Canadians had a total of 43.4 million active credit cards last year, with increasing balances and delinquency rates. All signs point to the fact that Canadian consumers are overstretched and using credit card debt to tread water.

Ride In Style

We all have basic transportation needs, but what makes some of us choose walking or biking over public transportation? What makes a new vehicle more attractive than a used one?

Advertisements for vehicles tend to include major themes of safety, performance, and emotion. Marketers count on intense images of a sports car drifting around mountain corners to evoke a sense of excitement. We place ourselves in the driver’s seat, and even though we might never do something unsafe, we like that the potential is there.


The Financial Consumer Agency of Canada noted in a 2016 report that the average loan term for new vehicles had reached six years, with some as long as eight! Many aren’t paying off their balance before purchasing a new vehicle either, instead rolling negative equity into a new loan. The percentage of Canadians with negative equity was approaching 30% in 2015, and even those who do have equity are often encouraged by their lender to sell back their ‘in demand’ model and trade up to a new vehicle.

Financial regulators have raised concerns over Canada’s vehicle purchasing behavior, with even Ford Motor Co. worrying that consumers are overburdened with debt. If the vehicle manufacturers are wringing their hands over our financing habits, we have a problem! Consumers are clearly thinking about monthly cash flow and not about the long-term cost or risk of these loans.

Do you feel empowered yet?

Ironically, our drive to satisfy these imprinted emotions by purchasing is just setting us back even further. We’re on the hedonic treadmill and we’re buying into the idea that we can catch up by increasing the speed and incline. That inevitable misstep will send us stumbling, with friction burns from the belt as we’re launched off. It’s time for a cool down – back off the speed, lower the incline, and take a deep breath.    

4 thoughts on “Financial Ruin Is Not Empowering”

  • Wow 58% paying in full seems like a super high number compared to what I’ve seen in the US! I really don’t understand why there isn’t more education about why debt is bad. I guess it might seem obvious, but clearly it isn’t. :/ It’s unfortunate there are ads literally everywhere now selling, selling, selling to you the lifestyle that will finally make your life good. The idea of home ownership these days is crazy, though maybe it’s just the housing markets I’ve been living in recently. I guess the idea of owning a home that I can only afford to pay off in 30 years is crazy to me!

    • It does seem high (I haven’t seen their survey data, but I imagine there is some self-selection and potentially blissful ignorance) but also that means 42% of credit card holders are paying interest! That’s still too high in my opinion. There isn’t more education because people are making serious bank from ignorance. Think billions just in overdraft fees..

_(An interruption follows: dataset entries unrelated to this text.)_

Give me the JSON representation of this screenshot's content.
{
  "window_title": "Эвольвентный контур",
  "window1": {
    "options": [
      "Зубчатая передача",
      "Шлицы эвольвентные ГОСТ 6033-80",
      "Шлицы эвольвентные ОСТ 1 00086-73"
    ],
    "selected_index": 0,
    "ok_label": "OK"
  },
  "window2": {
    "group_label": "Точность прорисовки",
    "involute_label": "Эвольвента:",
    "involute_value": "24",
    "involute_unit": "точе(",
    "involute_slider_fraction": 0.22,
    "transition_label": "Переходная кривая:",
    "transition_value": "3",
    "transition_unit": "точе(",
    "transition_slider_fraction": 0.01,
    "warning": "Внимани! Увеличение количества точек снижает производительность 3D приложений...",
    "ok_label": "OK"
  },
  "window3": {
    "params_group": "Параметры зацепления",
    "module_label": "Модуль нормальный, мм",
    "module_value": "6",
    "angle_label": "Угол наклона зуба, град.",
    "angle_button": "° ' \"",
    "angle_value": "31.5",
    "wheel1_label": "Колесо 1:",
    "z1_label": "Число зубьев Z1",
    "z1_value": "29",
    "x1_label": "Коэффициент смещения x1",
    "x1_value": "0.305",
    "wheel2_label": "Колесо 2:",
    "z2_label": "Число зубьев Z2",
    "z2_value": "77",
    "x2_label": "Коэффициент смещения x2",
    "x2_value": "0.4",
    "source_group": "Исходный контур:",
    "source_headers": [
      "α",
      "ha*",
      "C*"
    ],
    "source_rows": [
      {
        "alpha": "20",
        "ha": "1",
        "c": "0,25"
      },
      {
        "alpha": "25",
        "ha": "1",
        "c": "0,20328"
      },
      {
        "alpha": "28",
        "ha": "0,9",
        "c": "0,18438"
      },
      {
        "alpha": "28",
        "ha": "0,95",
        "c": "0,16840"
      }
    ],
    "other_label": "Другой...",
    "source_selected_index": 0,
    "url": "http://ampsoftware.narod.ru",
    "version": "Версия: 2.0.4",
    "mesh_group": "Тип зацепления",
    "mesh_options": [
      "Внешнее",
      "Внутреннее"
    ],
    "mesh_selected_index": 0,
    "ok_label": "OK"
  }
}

      You’re not alone in finding the 30 year death pledge (mortgage) insane! From Toronto and Vancouver where real estate prices are astronomical, it’s downright inconceivable. My father paid off our house in 4 years on one income, but we lived in a small town in the 1990s and housing prices for something modest were ~$100,000. No job security or culture there though. Even taking 10 years to pay off my student loan was like a prison sentence for me – I think I’ll be able to do it in less than 5. Do I want to commit up front to ANYTHING for THIRTY YEARS?! NO. Except my spouse, he’s awesome.